Di Uomo del Faro (del 01/01/2009 @ 08:25:21, in vita, linkato 89 volte)
Mi piace iniziare l'anno nuovo con un pensiero bello. solare.
di cuore e per il cuore. il mondo è nelle mani di coloro che hanno il coraggio di sognare e di correre il rischio di vivere i propri sogni.
(Coelho)
Ed io mi sento con il mondo tra le mie mani.
Buon inizio
Di Uomo del Faro (del 19/12/2008 @ 01:26:54, in vita, linkato 88 volte)
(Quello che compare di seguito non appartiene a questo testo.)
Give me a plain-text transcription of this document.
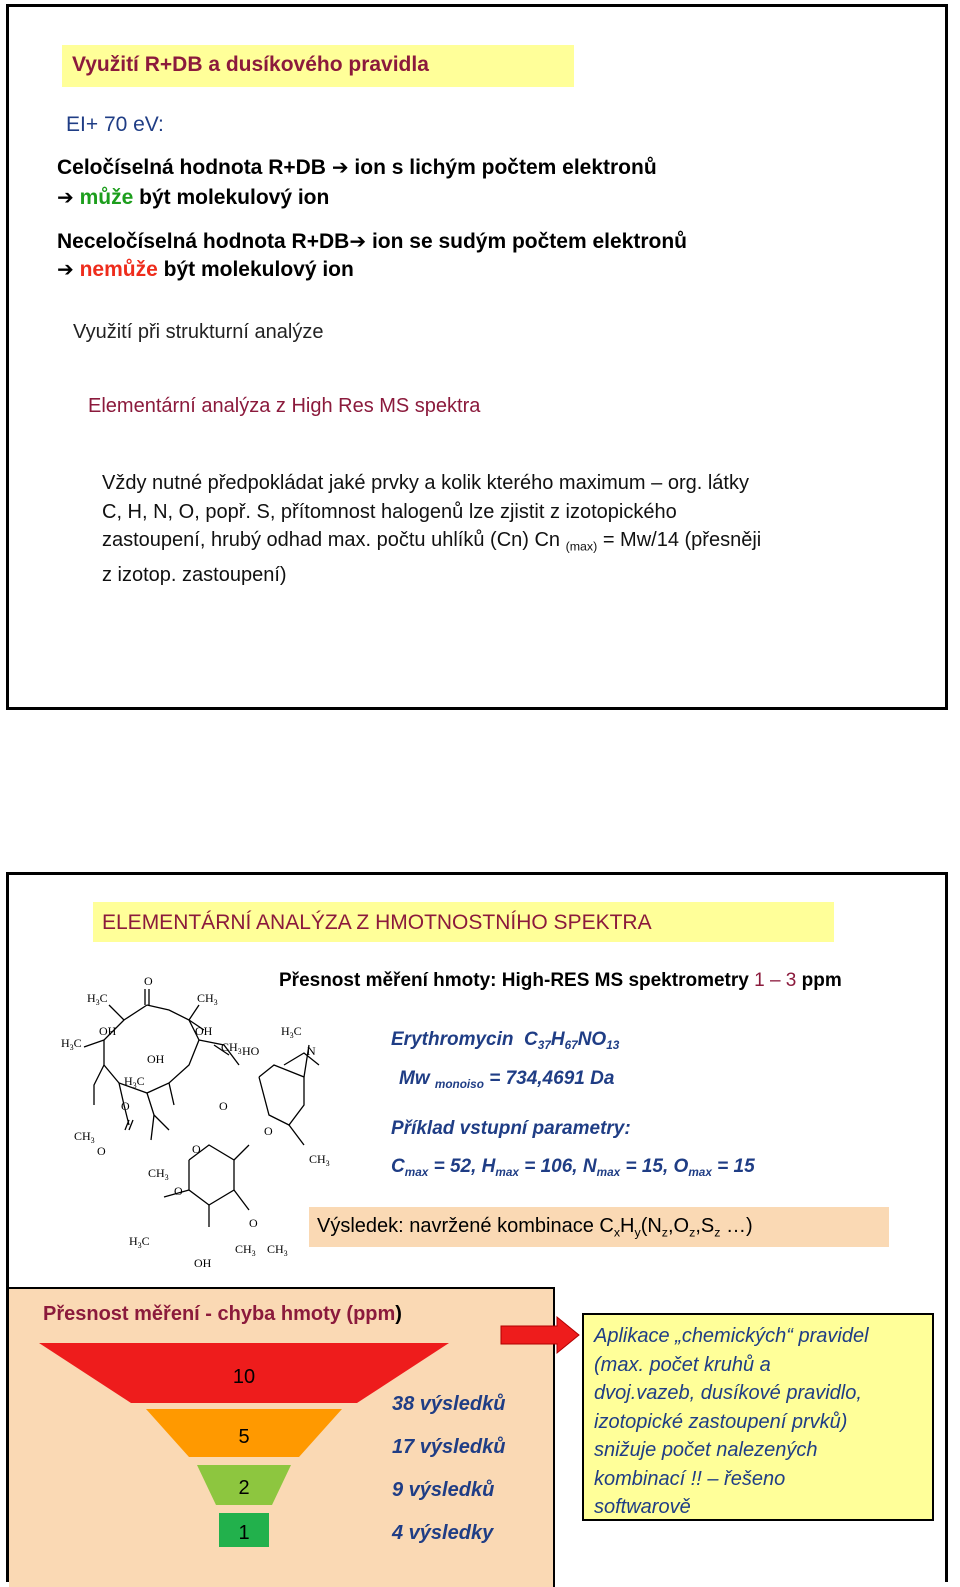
Využití R+DB a dusíkového pravidla
EI+ 70 eV:
Celočíselná hodnota R+DB ➔ ion s lichým počtem elektronů
➔ může být molekulový ion
Neceločíselná hodnota R+DB➔ ion se sudým počtem elektronů
➔ nemůže být molekulový ion
Využití při strukturní analýze
Elementární analýza z High Res MS spektra
Vždy nutné předpokládat jaké prvky a kolik kterého maximum – org. látky
C, H, N, O, popř. S, přítomnost halogenů lze zjistit z izotopického
zastoupení, hrubý odhad max. počtu uhlíků (Cn) Cn $_{(max)}$ = Mw/14 (přesněji
z izotop. zastoupení)
ELEMENTÁRNÍ ANALÝZA Z HMOTNOSTNÍHO SPEKTRA
Přesnost měření hmoty: High-RES MS spektrometry 1 – 3 ppm
O
$H_3C$	$CH_3$
OH
OH
OH
$H_3C$	$CH_3$ HO
$H_3C$
N
$H_3C$
O	O
O
$CH_3$
O
$CH_3$
O
$CH_3$
O
$H_3C$
O
$CH_3$ $CH_3$
OH
Erythromycin $C_{37}H_{67}NO_{13}$
Mw $_{monoiso}$ = 734,4691 Da
Příklad vstupní parametry:
$C_{max} = 52$, $H_{max} = 106$, $N_{max} = 15$, $O_{max} = 15$
Výsledek: navržené kombinace $C_xH_y(N_z,O_z,S_z$ …)
Přesnost měření - chyba hmoty (ppm)
10
5
2
1
38 výsledků
17 výsledků
9 výsledků
4 výsledky
Aplikace „chemických“ pravidel
(max. počet kruhů a
dvoj.vazeb, dusíkové pravidlo,
izotopické zastoupení prvků)
snižuje počet nalezených
kombinací !! – řešeno
softwarově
I poeti lavorano di notte quando il tempo non urge su di loro, quando tace il rumore della folla e termina il linciaggio delle ore. I poeti lavorano nel buio come falchi notturni od usignoli dal dolcissimo canto e temono di offendere iddio. ma i poeti nel loro silenzio fanno ben più rumore di una dorata cupola di stelle.
Di Uomo del Faro (del 21/11/2008 @ 02:37:45, in vita, linkato 64 volte)
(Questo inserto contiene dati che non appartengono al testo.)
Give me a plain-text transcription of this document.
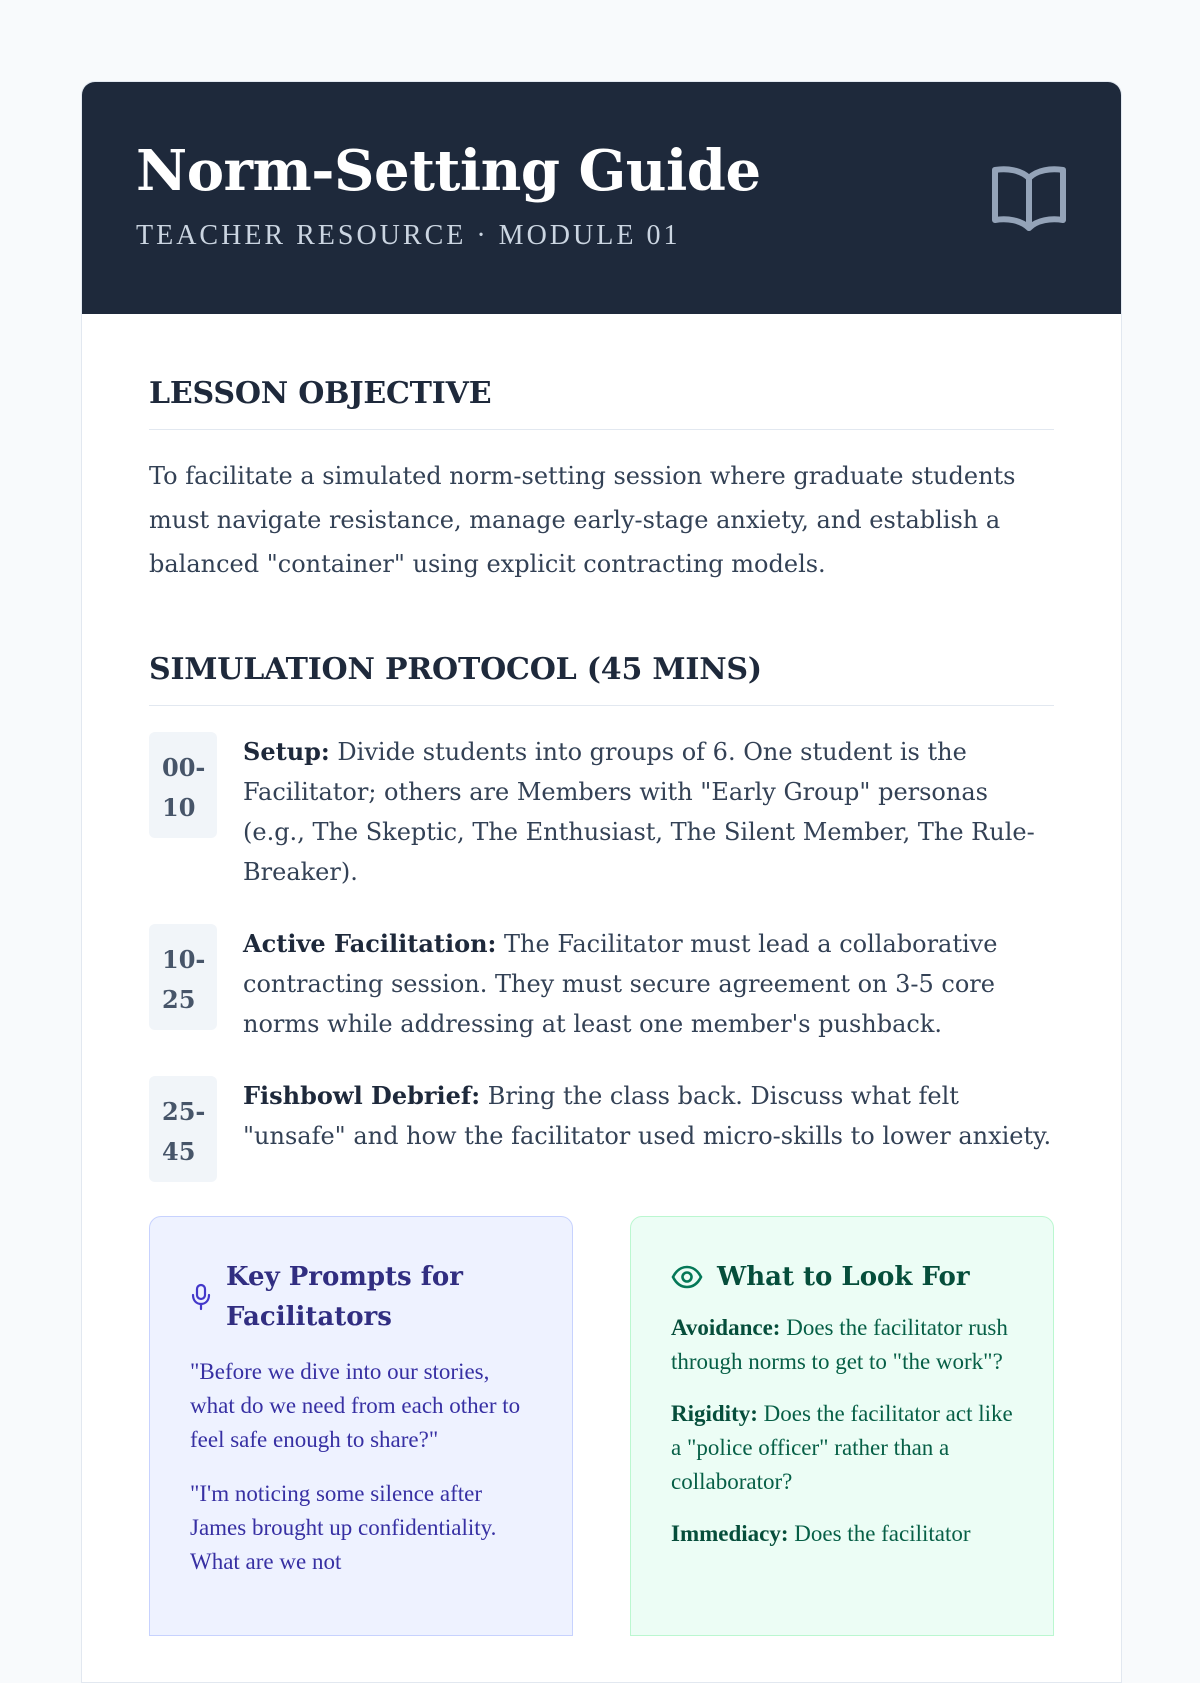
Norm-Setting Guide
TEACHER RESOURCE · MODULE 01
LESSON OBJECTIVE

To facilitate a simulated norm-setting session where graduate students must navigate resistance, manage early-stage anxiety, and establish a balanced "container" using explicit contracting models.

SIMULATION PROTOCOL (45 MINS)
00-
10
Setup: Divide students into groups of 6. One student is the Facilitator; others are Members with "Early Group" personas (e.g., The Skeptic, The Enthusiast, The Silent Member, The Rule-Breaker).
10-
25
Active Facilitation: The Facilitator must lead a collaborative contracting session. They must secure agreement on 3-5 core norms while addressing at least one member's pushback.
25-
45
Fishbowl Debrief: Bring the class back. Discuss what felt "unsafe" and how the facilitator used micro-skills to lower anxiety.
Key Prompts for Facilitators

"Before we dive into our stories, what do we need from each other to feel safe enough to share?"

"I'm noticing some silence after James brought up confidentiality. What are we not

What to Look For

Avoidance: Does the facilitator rush through norms to get to "the work"?

Rigidity: Does the facilitator act like a "police officer" rather than a collaborator?

Immediacy: Does the facilitator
interno notte. interno un sogno. vivendo Orlèans.
è sempre più difficile riuscire a dormire ultimamente. soprattutto da quando il tempo scorre inesorabile. e mi affaccio sempre più spesso dal mio faro. e anche qui bisogna precisare, soprattutto da quando ho il mare dentro la mia stanza. è diventato quasi indispensabile riuscire a cogliere ogni singolo resprio, ogni più piccolo particolare da rubare alle onde quando si ritirano, portando a compimento quella naturale esposizione di fragilità, nella loro capacità di arginare, musica e melodia, quella sensazione di malinconia di una conchiglia arenata sulla spiaggia. che visione spettacolare. potessi scegliere di rinascere, la prossima vita sono indeciso se essere onda, se essere deserto o se essere conchiglia. ma di questo ne parliamo un'altra volta. ora vorrei parlare di un sogno. no, non parlare. ora vorrei vivere quel sogno.
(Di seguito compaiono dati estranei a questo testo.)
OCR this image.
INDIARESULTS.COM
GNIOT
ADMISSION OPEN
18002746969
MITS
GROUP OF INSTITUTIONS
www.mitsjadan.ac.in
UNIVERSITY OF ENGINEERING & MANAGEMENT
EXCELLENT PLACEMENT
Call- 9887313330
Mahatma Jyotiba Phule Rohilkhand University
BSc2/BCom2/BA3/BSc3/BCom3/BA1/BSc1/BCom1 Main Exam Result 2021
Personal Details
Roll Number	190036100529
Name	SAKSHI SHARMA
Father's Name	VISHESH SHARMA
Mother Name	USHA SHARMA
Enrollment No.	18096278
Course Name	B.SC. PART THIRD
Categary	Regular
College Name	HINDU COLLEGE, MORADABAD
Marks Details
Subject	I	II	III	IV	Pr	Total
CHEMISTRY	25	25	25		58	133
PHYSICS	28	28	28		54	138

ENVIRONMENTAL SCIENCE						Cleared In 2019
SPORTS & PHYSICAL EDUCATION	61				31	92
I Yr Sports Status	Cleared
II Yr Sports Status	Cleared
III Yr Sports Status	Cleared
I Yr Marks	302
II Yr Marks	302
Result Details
sempre stando affacciato alla finestra del mio faro. socchiudi gli occhi, un flash, un cazzo di lampo che ti porta con la testa chissà dove. anzi no. dove lo sai. Orlèans.
e c'è il fuoco, che sai cogliere nelle piccole sfumature di foschia. e sapevo sarebbe stato il fulcro dell'anima. non gli occhi. non la foschia. non l'amore. il fuoco. e mi viene in mente il signore degli anelli, il film, quando ci si prepara alla guerra. quando per parlare non c'è telefono, non c'è internet, non c'è luce. quando per dire cazzo, preparati, si parte per la guerra, il segnale è un faro di fuoco. spettacolo.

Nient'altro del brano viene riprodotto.